Kidney organoids are useful models for learning how a virus affects living cells and systems. However, organoids still lack the full complexity of cells taken from actual patients. To confirm what they had seen in organoids, the researchers collaborated with Pavan Bhatraju, MD, an Assistant Professor of Medicine/ Pulmonary, Critical Care and Sleep Medicine. Together, they analyzed data extracted from more than 100 ICU patients, 61 of whom had COVID-19.
Looking at urine samples, Bhatraju analyzed 5,000 proteins in each individual patient. He found that certain proteins were more prominent in patients with COVID-19. This result suggested an inflammatory signature associated with the body’s immune response to the virus. It also matched a pattern of upregulated genes the team observed in kidney organoids, validating that SARS-CoV-2 can infect the kidney directly. “The clinical patient results highlight the importance of interferon signaling pathways in leading to kidney injury in COVID-19 and potentially demonstrate therapeutic targets for future study,” says Dr. Bhatraju.
Having shed light on how SARS-CoV-2 attacks the kidneys, the researchers set out to test whether a synthetic protein designed by the Institute for Protein Design (IPD) might be capable of preventing infection. In this experiment Freedman enlisted the help of Hannele Ruohola-Baker, PhD, Professor of Biochemistry and Associate Director of ISCRM. Once again, kidney organoids were exposed to the virus. This time, the researchers added a computer-designed peptide built specifically to interact with parts of the spike protein that the virus uses to attach itself to healthy cells. After three days, the results were visible in the lab. The peptide had essentially blocked the virus from docking by disrupting the receptor binding domain.
The collaboration between Freedman and Ruohola-Baker is supported in part by a $3.4 million Department of Defense grant that is allowing the ISCRM researchers to explore multiple designed regeneration approaches to preventing and treating COVID-19
“In the organoids treated with the peptide, we saw a dose dependent decline in the infectivity of the virus,” says Freedman. “At least in organoids, the peptide appears to be very promising. We also believe the platform can be used to test other new drugs in organs besides kidneys.”

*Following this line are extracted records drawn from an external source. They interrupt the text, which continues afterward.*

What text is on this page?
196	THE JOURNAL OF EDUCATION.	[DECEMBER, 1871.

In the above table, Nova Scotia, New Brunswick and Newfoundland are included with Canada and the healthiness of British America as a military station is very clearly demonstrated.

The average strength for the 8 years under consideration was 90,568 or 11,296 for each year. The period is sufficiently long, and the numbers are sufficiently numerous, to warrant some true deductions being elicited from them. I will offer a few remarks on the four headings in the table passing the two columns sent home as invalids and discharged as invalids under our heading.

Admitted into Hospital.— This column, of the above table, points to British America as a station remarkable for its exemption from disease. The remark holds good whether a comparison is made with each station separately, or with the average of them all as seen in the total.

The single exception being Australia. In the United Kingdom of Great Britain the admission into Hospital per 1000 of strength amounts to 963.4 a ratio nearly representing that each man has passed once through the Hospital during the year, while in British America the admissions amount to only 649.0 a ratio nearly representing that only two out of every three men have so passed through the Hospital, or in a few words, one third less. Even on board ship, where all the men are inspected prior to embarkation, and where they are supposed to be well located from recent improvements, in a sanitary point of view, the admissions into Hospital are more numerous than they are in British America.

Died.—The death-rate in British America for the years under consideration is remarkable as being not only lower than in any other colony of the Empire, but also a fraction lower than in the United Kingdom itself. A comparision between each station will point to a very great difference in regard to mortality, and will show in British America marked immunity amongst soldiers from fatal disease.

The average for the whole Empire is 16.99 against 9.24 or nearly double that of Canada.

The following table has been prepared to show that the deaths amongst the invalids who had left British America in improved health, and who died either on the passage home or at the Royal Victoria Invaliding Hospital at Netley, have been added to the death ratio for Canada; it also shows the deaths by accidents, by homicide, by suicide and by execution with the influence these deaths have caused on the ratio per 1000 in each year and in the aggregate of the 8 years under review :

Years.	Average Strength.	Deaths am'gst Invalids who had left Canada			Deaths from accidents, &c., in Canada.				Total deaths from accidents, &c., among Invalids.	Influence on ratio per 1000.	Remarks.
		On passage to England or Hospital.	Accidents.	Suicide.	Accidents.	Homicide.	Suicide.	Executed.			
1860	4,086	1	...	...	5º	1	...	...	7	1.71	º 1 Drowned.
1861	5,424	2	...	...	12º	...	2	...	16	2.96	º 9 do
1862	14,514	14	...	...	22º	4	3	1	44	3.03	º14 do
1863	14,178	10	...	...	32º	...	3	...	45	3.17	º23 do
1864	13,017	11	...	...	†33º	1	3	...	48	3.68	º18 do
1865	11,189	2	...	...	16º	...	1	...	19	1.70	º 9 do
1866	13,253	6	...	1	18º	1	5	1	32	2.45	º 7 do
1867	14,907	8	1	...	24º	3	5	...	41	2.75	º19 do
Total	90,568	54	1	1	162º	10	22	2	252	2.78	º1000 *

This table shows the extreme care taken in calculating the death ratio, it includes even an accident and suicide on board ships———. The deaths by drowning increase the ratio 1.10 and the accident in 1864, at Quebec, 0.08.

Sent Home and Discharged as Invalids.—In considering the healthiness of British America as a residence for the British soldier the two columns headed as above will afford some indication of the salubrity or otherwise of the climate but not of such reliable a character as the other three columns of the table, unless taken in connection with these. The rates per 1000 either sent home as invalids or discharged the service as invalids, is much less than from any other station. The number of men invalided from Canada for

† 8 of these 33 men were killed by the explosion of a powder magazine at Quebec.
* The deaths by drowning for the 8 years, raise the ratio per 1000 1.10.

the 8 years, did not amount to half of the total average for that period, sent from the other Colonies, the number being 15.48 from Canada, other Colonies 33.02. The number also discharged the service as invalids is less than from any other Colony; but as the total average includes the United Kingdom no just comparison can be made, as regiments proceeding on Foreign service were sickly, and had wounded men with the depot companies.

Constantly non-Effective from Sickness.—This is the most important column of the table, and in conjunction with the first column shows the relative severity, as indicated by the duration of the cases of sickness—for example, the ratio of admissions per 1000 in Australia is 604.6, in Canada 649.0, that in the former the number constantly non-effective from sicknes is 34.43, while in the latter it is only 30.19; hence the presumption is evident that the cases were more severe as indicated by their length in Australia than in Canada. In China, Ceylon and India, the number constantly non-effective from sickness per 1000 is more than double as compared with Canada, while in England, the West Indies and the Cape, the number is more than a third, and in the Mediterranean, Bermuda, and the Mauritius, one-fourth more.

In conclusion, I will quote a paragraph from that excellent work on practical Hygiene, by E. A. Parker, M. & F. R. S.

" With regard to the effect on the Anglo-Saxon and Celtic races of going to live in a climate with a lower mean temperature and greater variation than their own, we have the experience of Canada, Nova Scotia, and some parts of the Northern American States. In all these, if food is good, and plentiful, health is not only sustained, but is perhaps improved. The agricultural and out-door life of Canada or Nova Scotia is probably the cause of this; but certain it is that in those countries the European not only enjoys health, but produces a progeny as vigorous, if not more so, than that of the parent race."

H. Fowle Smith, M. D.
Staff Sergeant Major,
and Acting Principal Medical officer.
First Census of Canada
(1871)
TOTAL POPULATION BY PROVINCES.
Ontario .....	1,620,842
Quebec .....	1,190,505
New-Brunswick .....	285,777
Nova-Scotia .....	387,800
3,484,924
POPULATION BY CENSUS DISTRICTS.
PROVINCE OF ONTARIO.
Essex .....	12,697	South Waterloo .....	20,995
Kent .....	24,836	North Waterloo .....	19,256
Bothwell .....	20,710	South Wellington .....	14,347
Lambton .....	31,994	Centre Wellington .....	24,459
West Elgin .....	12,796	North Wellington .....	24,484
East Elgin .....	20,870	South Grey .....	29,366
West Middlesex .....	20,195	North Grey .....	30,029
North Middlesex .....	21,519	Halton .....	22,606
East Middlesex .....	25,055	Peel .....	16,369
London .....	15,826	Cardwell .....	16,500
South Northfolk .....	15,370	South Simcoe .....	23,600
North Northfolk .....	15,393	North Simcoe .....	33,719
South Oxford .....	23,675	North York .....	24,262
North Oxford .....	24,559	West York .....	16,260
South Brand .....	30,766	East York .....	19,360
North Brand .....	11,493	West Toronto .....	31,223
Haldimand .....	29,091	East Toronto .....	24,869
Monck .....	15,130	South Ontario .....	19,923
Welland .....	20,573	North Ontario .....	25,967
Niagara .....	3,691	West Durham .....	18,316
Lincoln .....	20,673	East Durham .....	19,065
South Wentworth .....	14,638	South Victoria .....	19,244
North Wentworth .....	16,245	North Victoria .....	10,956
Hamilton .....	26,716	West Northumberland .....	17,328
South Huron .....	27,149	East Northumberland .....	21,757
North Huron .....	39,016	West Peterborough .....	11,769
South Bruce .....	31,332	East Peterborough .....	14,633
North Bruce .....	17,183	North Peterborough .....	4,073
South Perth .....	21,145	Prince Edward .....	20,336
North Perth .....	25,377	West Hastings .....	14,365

This work was supported by NIH awards R01DK117914 (BSF), R01DK130386 (BSF), U01DK127553 (BSF), UH3TR002158 (JH), UG3TR003288 (JH and MK), Department of Defense award W81XWH2110007 (BSF and HRB), a gift from the Northwest Kidney Centers to the Kidney Research Institute (BSF), the Lara Nowak Macklin Research Fund (BSF), the Robert B. McMillen Foundation (CEM, SM), start-up funds from the University of Washington (BSF), K23DK116967 (PKB), R01DK124063 (PKB), the CDC Foundation (PKB), Roche Diagnostics (PKB), and the Bill and Melinda Gates Foundation (PKB). Yan Ting Zhao was supported by NIH T90DE021984. Louisa Helms was supported by NIH 5TL1TR002318-04 (Whitney) and NIH F31DK130550.